Loneliness can increase the risk of stroke by as much as 56%, according to research that experts say explains why the problem is a major health threat worldwide.

The World Health Organization (WHO) has said that loneliness is one of the most important global health problems, affecting every facet of health, well-being and development. The US Surgeon General has warned that its mortality effects are equivalent to smoking 15 cigarettes a day.

Although previous research has linked loneliness to a higher risk of developing cardiovascular disease, few have specifically examined its impact on stroke risk. The study, led by Harvard University, is the first of its kind to examine the association between changes in loneliness and stroke risk over time.

Researchers found that adults aged 50 and older who experienced chronic loneliness had a 56% higher risk of stroke than those who consistently reported not being lonely.

Those who experienced situational loneliness but did not suffer from it long-term did not have a higher risk of stroke, the study found. This suggests that the impact of loneliness on stroke occurs over many years.

The lead author, Dr. Yenee Soh, research associate at Harvard TH Chan School of Public Health, said: “Loneliness is increasingly considered a major public health problem.

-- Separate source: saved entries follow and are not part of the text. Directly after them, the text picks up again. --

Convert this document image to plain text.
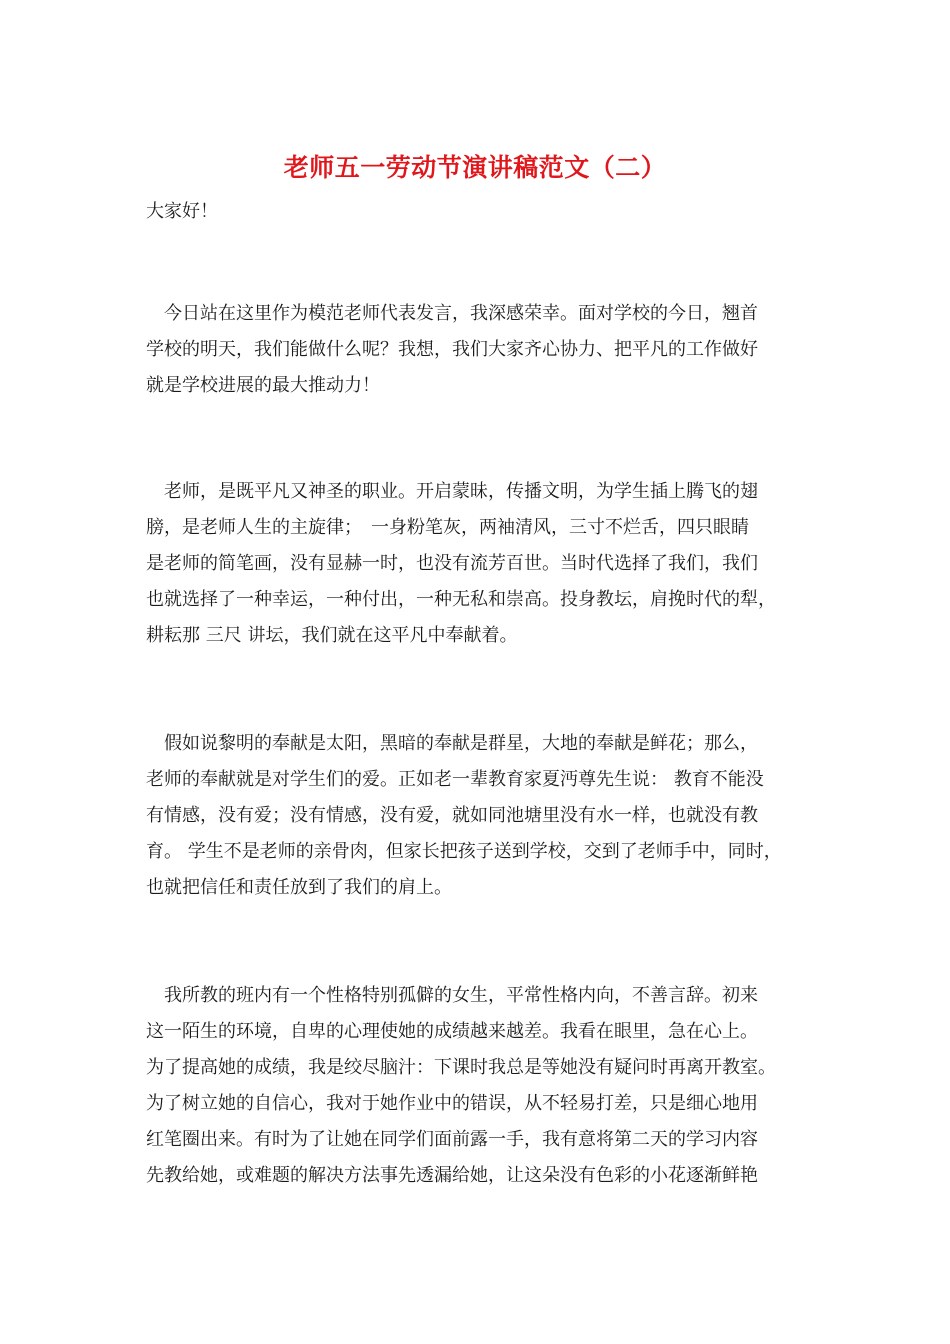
老师五一劳动节演讲稿范文（二）
大家好！
　今日站在这里作为模范老师代表发言，我深感荣幸。面对学校的今日，翘首
学校的明天，我们能做什么呢？我想，我们大家齐心协力、把平凡的工作做好
就是学校进展的最大推动力！
　老师，是既平凡又神圣的职业。开启蒙昧，传播文明，为学生插上腾飞的翅
膀，是老师人生的主旋律；　一身粉笔灰，两袖清风，三寸不烂舌，四只眼睛
是老师的简笔画，没有显赫一时，也没有流芳百世。当时代选择了我们，我们
也就选择了一种幸运，一种付出，一种无私和崇高。投身教坛，肩挽时代的犁，
耕耘那 三尺 讲坛，我们就在这平凡中奉献着。
　假如说黎明的奉献是太阳，黑暗的奉献是群星，大地的奉献是鲜花；那么，
老师的奉献就是对学生们的爱。正如老一辈教育家夏沔尊先生说： 教育不能没
有情感，没有爱；没有情感，没有爱，就如同池塘里没有水一样，也就没有教
育。 学生不是老师的亲骨肉，但家长把孩子送到学校，交到了老师手中，同时，
也就把信任和责任放到了我们的肩上。
　我所教的班内有一个性格特别孤僻的女生，平常性格内向，不善言辞。初来
这一陌生的环境，自卑的心理使她的成绩越来越差。我看在眼里，急在心上。
为了提高她的成绩，我是绞尽脑汁：下课时我总是等她没有疑问时再离开教室。
为了树立她的自信心，我对于她作业中的错误，从不轻易打差，只是细心地用
红笔圈出来。有时为了让她在同学们面前露一手，我有意将第二天的学习内容
先教给她，或难题的解决方法事先透漏给她，让这朵没有色彩的小花逐渐鲜艳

Our findings further highlight why this is so.

“Especially when experienced chronically, our study suggests that loneliness may play an important role in the incidence of stroke, which is already one of the leading causes of long-term disability and death worldwide.”

The findings have been published in eClinicalMedicine.

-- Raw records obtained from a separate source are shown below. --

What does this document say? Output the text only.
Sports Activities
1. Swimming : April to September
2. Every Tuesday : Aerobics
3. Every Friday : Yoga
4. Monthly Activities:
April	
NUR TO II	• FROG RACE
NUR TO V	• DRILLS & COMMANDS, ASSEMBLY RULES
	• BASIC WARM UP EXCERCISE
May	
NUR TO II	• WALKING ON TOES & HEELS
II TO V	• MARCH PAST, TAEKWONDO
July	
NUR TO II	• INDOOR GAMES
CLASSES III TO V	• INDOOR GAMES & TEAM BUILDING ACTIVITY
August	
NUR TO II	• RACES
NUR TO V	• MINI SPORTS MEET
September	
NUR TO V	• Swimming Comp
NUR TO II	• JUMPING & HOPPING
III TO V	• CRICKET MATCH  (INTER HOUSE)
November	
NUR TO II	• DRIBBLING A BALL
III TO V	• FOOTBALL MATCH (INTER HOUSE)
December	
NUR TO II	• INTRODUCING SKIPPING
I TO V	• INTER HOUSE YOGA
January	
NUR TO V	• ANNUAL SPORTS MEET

The study used data from the University of Michigan Health and Retirement Survey from 2006 to 2018. More than 12,000 people aged 50 and over who have never had a stroke were asked questions about loneliness between 2006 and 2008.

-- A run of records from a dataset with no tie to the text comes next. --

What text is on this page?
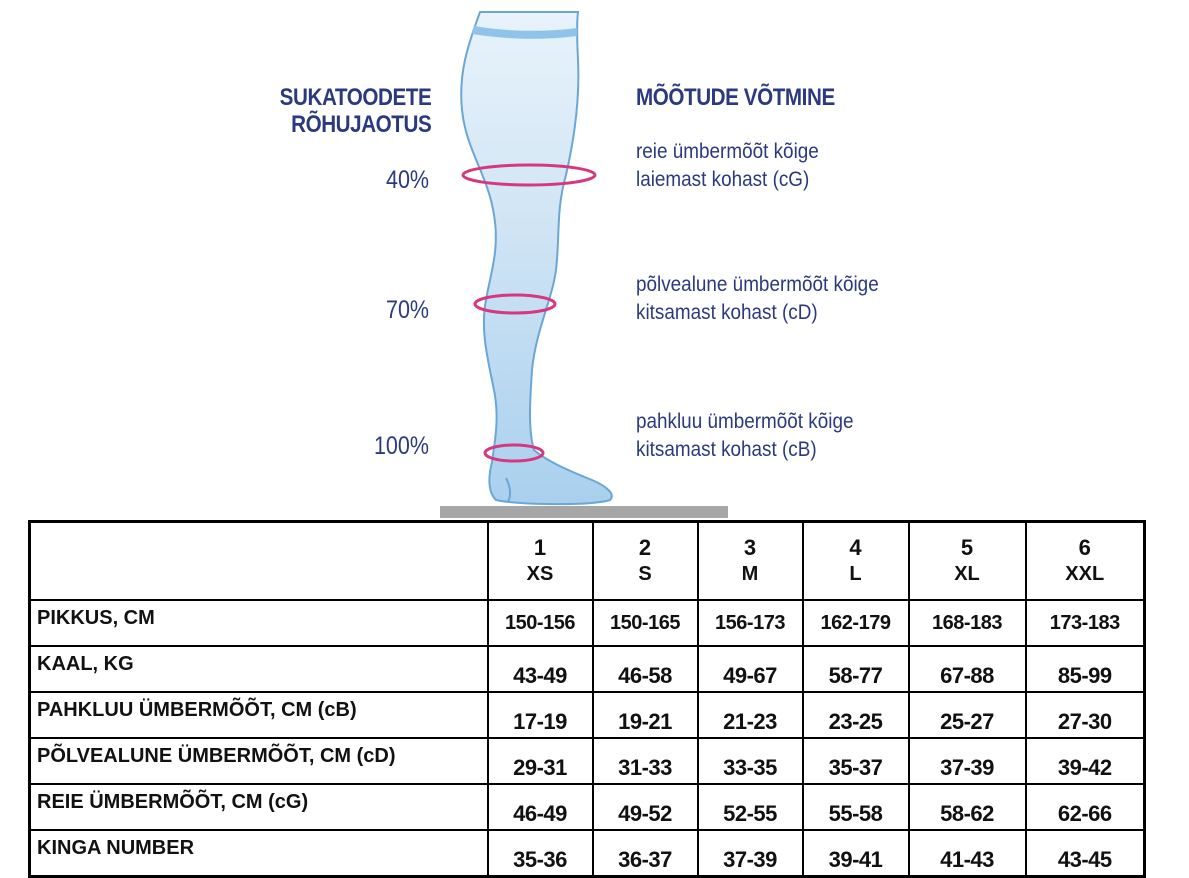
SUKATOODETE
RÕHUJAOTUS
MÕÕTUDE VÕTMINE
40%
70%
100%
reie ümbermõõt kõige
laiemast kohast (cG)
põlvealune ümbermõõt kõige
kitsamast kohast (cD)
pahkluu ümbermõõt kõige
kitsamast kohast (cB)
	1	2	3	4	5	6
	XS	S	M	L	XL	XXL
PIKKUS, CM	150-156	150-165	156-173	162-179	168-183	173-183
KAAL, KG	43-49	46-58	49-67	58-77	67-88	85-99
PAHKLUU ÜMBERMÕÕT, CM (cB)	17-19	19-21	21-23	23-25	25-27	27-30
PÕLVEALUNE ÜMBERMÕÕT, CM (cD)	29-31	31-33	33-35	35-37	37-39	39-42
REIE ÜMBERMÕÕT, CM (cG)	46-49	49-52	52-55	55-58	58-62	62-66
KINGA NUMBER	35-36	36-37	37-39	39-41	41-43	43-45
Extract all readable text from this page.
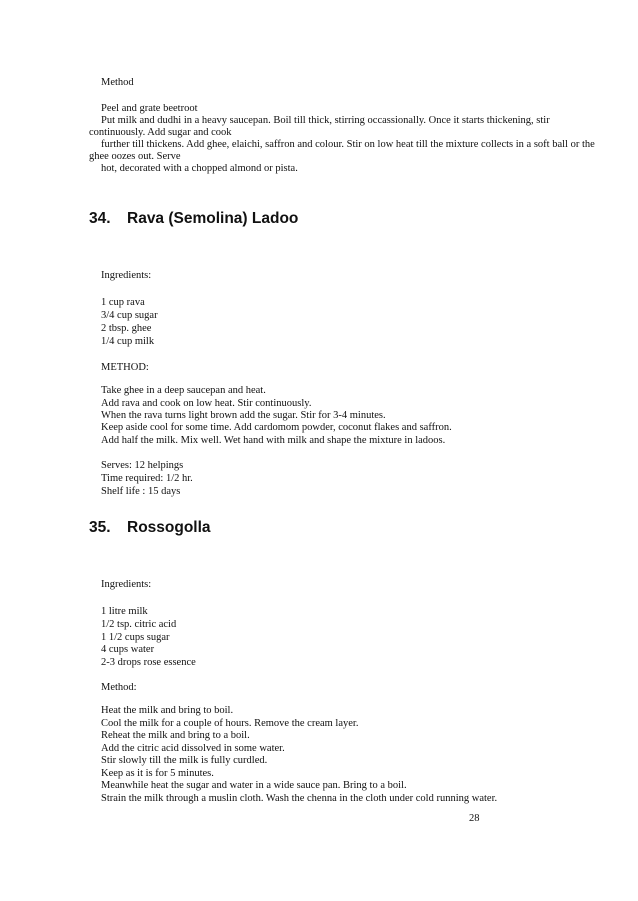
Method
Peel and grate beetroot
Put milk and dudhi in a heavy saucepan. Boil till thick, stirring occassionally. Once it starts thickening, stir
continuously. Add sugar and cook
further till thickens. Add ghee, elaichi, saffron and colour. Stir on low heat till the mixture collects in a soft ball or the
ghee oozes out. Serve
hot, decorated with a chopped almond or pista.
34. Rava (Semolina) Ladoo
Ingredients:
1 cup rava
3/4 cup sugar
2 tbsp. ghee
1/4 cup milk
METHOD:
Take ghee in a deep saucepan and heat.
Add rava and cook on low heat. Stir continuously.
When the rava turns light brown add the sugar. Stir for 3-4 minutes.
Keep aside cool for some time. Add cardomom powder, coconut flakes and saffron.
Add half the milk. Mix well. Wet hand with milk and shape the mixture in ladoos.
Serves: 12 helpings
Time required: 1/2 hr.
Shelf life : 15 days
35. Rossogolla
Ingredients:
1 litre milk
1/2 tsp. citric acid
1 1/2 cups sugar
4 cups water
2-3 drops rose essence
Method:
Heat the milk and bring to boil.
Cool the milk for a couple of hours. Remove the cream layer.
Reheat the milk and bring to a boil.
Add the citric acid dissolved in some water.
Stir slowly till the milk is fully curdled.
Keep as it is for 5 minutes.
Meanwhile heat the sugar and water in a wide sauce pan. Bring to a boil.
Strain the milk through a muslin cloth. Wash the chenna in the cloth under cold running water.
28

Four years later, about 9,000 people who remained in the study responded to the same questions, and researchers then grouped them based on their answers at the two time points.

The groups were “consistently low” (those who scored low on both points on the loneliness scale); ‘remitting’ (those who scored high at baseline and low at follow-up); “recent onset” (those who scored low at baseline and scored high at follow-up); and “consistently high” (those who scored high at both baseline and follow-up).

After controlling for factors like social isolation and depressive symptoms, which are closely related to loneliness but different, researchers found that people who were considered lonely at the start of the study had a 25% higher risk of stroke than those who were not considered lonely.

But among those who scored ‘consistently high’ on loneliness at both time points, there was a 56% higher risk of stroke than those in the ‘consistently low’ group.

“Repeated assessments of loneliness can help identify people who are chronically lonely and therefore at greater risk of stroke,” says Soh.

People should be offered help based on their loneliness – which relates to how people feel even when surrounded by others – and not on the basis of social isolation, which is different, Soh added.

“If we fail to address their feelings of loneliness, on a micro and macro scale, there can be profound health consequences.”